You don't watch Dunkirk as much as you witness it.  There is no way Christopher Nolan's film can be called anything less than impressive.  It is a tremendous technical achievement, a film that is staggeringly well put-together.

But as a film, Dunkirk is a little like Titanic if the movie began and ended in the last reel and cut out all the stuff about Jack and Rose.  It's like Star Wars if the Death Star battle went on for two hours and did away with the plot.

In that way, Dunkirk is an apotheosis of big-budget cinema: an important, commercially successful filmmaker has convinced a studio to release a filmmaking experiment, one that does away with conventional notions of storytelling and character development in favor of editing, sound mixing and mise-en-scène.

There are recognizable actors in the film (Kenneth Branagh, Cillian Murphy, Mark Rylance) but they aren't given the opportunity to blossom into characters.  Tom Hardy spends almost all of his screen time mumbling behind a face mask (a Batman in-joke?), while the younger cast members are interchangeable, as if Nolan intended for the audience to be confused about who's who.

Even dialogue is treated as disposable -- there are long, long scenes in Dunkirk where the characters are speaking but their words are vaguely incomprehensible.  Nolan, perhaps, wanted to extend the you-are-there gut-punch of Dunkirk to these scenes, to place the viewer into the midst of battle so fully that there's constant confusion that is not helped by only occasionally being able to hear what others are saying.

The end result is that Dunkirk is only intermittently engaging as a drama, even while it is almost always fascinating to watch as a piece of filmmaking.  As almost every article about the film makes a point of relating right up front, Dunkirk was shot on 65-millimeter film and in 65-millimeter IMAX by a director who refuses to allow cell phones on his sets, and the very fact that we know those things and they get reported explains quite a bit about the film as a whole: this is, first and foremost, a technical achievement.

Directors like Alfred Hitchcock, Steven Spielberg and Martin Scorsese built their careers upon crafting jaw-dropping sequences that defined their films -- think of the boxing scenes in Raging Bull, the shark attack in Jaws or the shower scene in Psycho.  The indelible marks of those tightly constructed moments resonated through the entire film -- and through entire careers.  Nolan takes that one step further and creates in Dunkirk a full-length sequence.  Every shot matters, every moment is impeccably constructed.
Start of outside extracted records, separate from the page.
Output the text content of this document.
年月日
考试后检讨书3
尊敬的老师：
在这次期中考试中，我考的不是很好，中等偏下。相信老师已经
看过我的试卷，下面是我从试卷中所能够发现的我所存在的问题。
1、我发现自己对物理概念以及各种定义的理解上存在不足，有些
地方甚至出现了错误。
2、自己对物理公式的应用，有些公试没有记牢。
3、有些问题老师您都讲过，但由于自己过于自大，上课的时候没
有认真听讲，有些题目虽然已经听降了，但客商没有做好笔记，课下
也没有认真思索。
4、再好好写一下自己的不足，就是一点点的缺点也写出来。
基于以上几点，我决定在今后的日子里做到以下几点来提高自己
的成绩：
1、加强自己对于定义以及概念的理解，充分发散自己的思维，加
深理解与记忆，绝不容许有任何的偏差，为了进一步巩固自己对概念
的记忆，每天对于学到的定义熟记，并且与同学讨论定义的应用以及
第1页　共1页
But when the whole film is "the moment," how do you know what the moment means?  Dunkirk begins and ends mid-scene, with little connective tissue.  It has a terrific construct of telling the movie from three different chronological perspectives, but that proves to be as much a technical feat as anything else.  There's really no reason to tell the story this way, except that it is a wonderful trick.

Every moment of Dunkirk is like a tightly wound gear that's ready to spring.  Even Hans Zimmer's score keeps pulsing and pulsing and pulsing but never quite reaching a crescendo: Like the movie itself, it's all just very loud.
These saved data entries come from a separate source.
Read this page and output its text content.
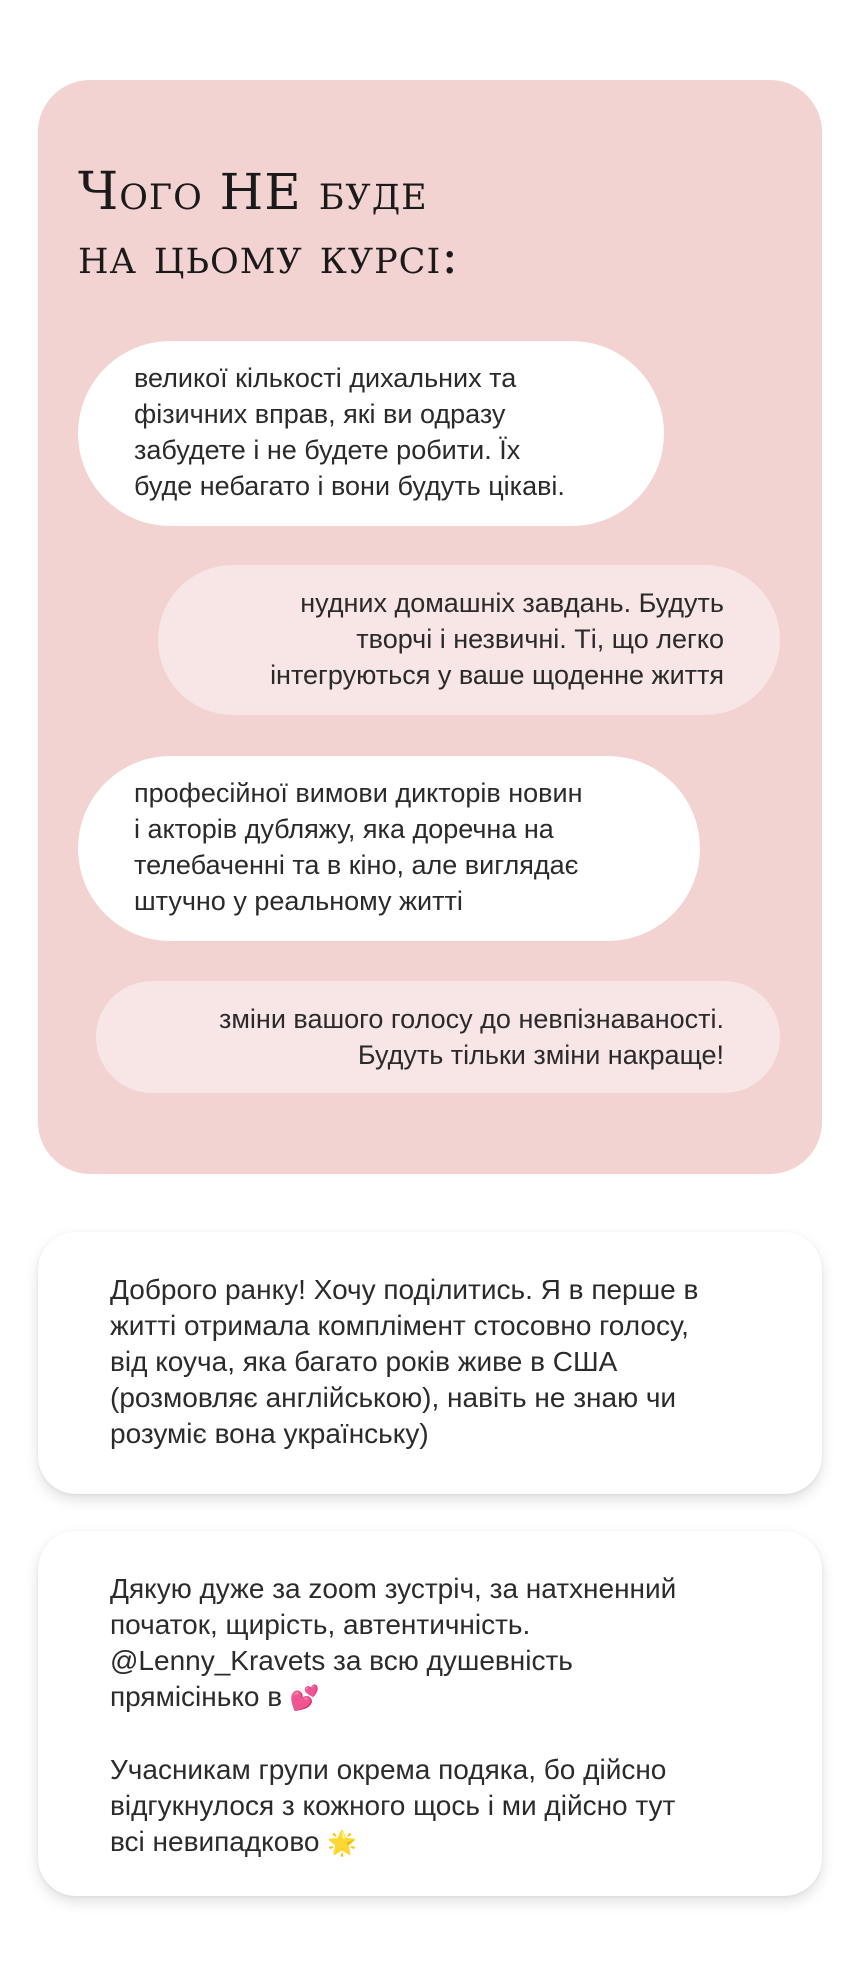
Чого НЕ буде
на цьому курсі:
великої кількості дихальних та
фізичних вправ, які ви одразу
забудете і не будете робити. Їх
буде небагато і вони будуть цікаві.
нудних домашніх завдань. Будуть
творчі і незвичні. Ті, що легко
інтегруються у ваше щоденне життя
професійної вимови дикторів новин
і акторів дубляжу, яка доречна на
телебаченні та в кіно, але виглядає
штучно у реальному житті
зміни вашого голосу до невпізнаваності.
Будуть тільки зміни накраще!

Доброго ранку! Хочу поділитись. Я в перше в

житті отримала комплімент стосовно голосу,

від коуча, яка багато років живе в США

(розмовляє англійською), навіть не знаю чи

розуміє вона українську)

Дякую дуже за zoom зустріч, за натхненний

початок, щирість, автентичність.

@Lenny_Kravets за всю душевність

прямісінько в 💕

Учасникам групи окрема подяка, бо дійсно

відгукнулося з кожного щось і ми дійсно тут

всі невипадково 🌟
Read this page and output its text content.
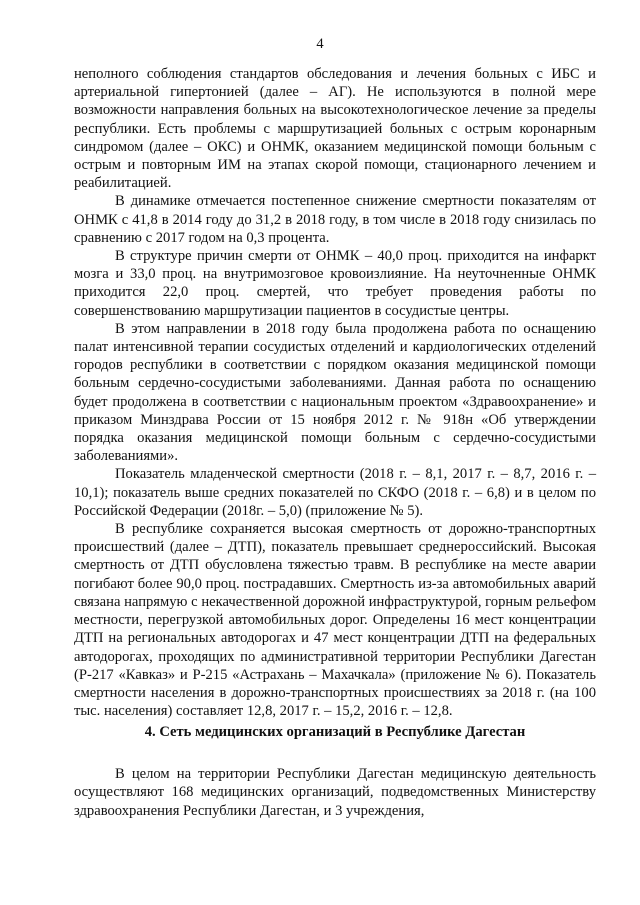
4

неполного соблюдения стандартов обследования и лечения больных с ИБС и артериальной гипертонией (далее – АГ). Не используются в полной мере возможности направления больных на высокотехнологическое лечение за пределы республики. Есть проблемы с маршрутизацией больных с острым коронарным синдромом (далее – ОКС) и ОНМК, оказанием медицинской помощи больным с острым и повторным ИМ на этапах скорой помощи, стационарного лечением и реабилитацией.

В динамике отмечается постепенное снижение смертности показателям от ОНМК с 41,8 в 2014 году до 31,2 в 2018 году, в том числе в 2018 году снизилась по сравнению с 2017 годом на 0,3 процента.

В структуре причин смерти от ОНМК – 40,0 проц. приходится на инфаркт мозга и 33,0 проц. на внутримозговое кровоизлияние. На неуточненные ОНМК приходится 22,0 проц. смертей, что требует проведения работы по совершенствованию маршрутизации пациентов в сосудистые центры.

В этом направлении в 2018 году была продолжена работа по оснащению палат интенсивной терапии сосудистых отделений и кардиологических отделений городов республики в соответствии с порядком оказания медицинской помощи больным сердечно-сосудистыми заболеваниями. Данная работа по оснащению будет продолжена в соответствии с национальным проектом «Здравоохранение» и приказом Минздрава России от 15 ноября 2012 г. № 918н «Об утверждении порядка оказания медицинской помощи больным с сердечно-сосудистыми заболеваниями».

Показатель младенческой смертности (2018 г. – 8,1, 2017 г. – 8,7, 2016 г. – 10,1); показатель выше средних показателей по СКФО (2018 г. – 6,8) и в целом по Российской Федерации (2018г. – 5,0) (приложение № 5).

В республике сохраняется высокая смертность от дорожно-транспортных происшествий (далее – ДТП), показатель превышает среднероссийский. Высокая смертность от ДТП обусловлена тяжестью травм. В республике на месте аварии погибают более 90,0 проц. пострадавших. Смертность из-за автомобильных аварий связана напрямую с некачественной дорожной инфраструктурой, горным рельефом местности, перегрузкой автомобильных дорог. Определены 16 мест концентрации ДТП на региональных автодорогах и 47 мест концентрации ДТП на федеральных автодорогах, проходящих по административной территории Республики Дагестан (Р-217 «Кавказ» и Р-215 «Астрахань – Махачкала» (приложение № 6). Показатель смертности населения в дорожно-транспортных происшествиях за 2018 г. (на 100 тыс. населения) составляет 12,8, 2017 г. – 15,2, 2016 г. – 12,8.

4. Сеть медицинских организаций в Республике Дагестан

В целом на территории Республики Дагестан медицинскую деятельность осуществляют 168 медицинских организаций, подведомственных Министерству здравоохранения Республики Дагестан, и 3 учреждения,
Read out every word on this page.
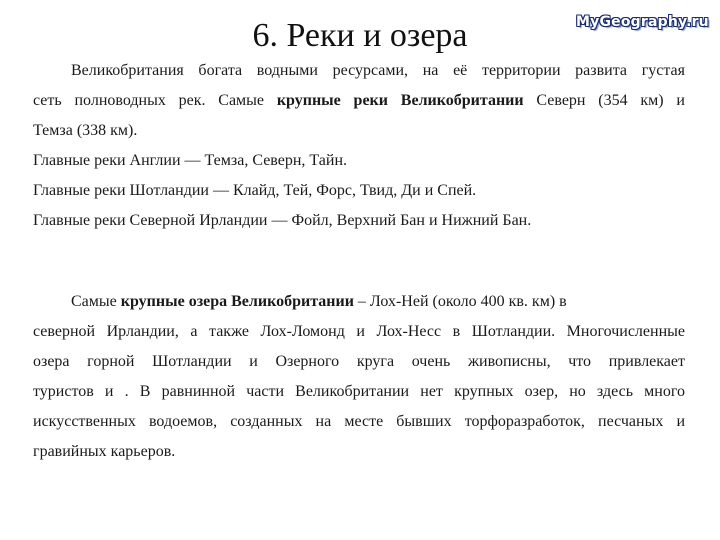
6. Реки и озера	MyGeography.ru
Великобритания богата водными ресурсами, на её территории развита густая
сеть полноводных рек. Самые крупные реки Великобритании Северн (354 км) и
Темза (338 км).
Главные реки Англии — Темза, Северн, Тайн.
Главные реки Шотландии — Клайд, Тей, Форс, Твид, Ди и Спей.
Главные реки Северной Ирландии — Фойл, Верхний Бан и Нижний Бан.
Самые крупные озера Великобритании – Лох-Ней (около 400 кв. км) в
северной Ирландии, а также Лох-Ломонд и Лох-Несс в Шотландии. Многочисленные
озера горной Шотландии и Озерного круга очень живописны, что привлекает
туристов и . В равнинной части Великобритании нет крупных озер, но здесь много
искусственных водоемов, созданных на месте бывших торфоразработок, песчаных и
гравийных карьеров.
The pity of all of that is that buried within the technological marvel of the movie is a stirring and heartbreaking story.  For all it gains in visceral impact (which is a lot), Dunkirk loses in humanity.  Leaving the audience simultaneously exhausted by its relentless intensity and perplexed by its insistence on telling its tale in ways that are neither linear nor conventional, Dunkirk fully engages -- even overwhelms -- the senses, just not the emotions.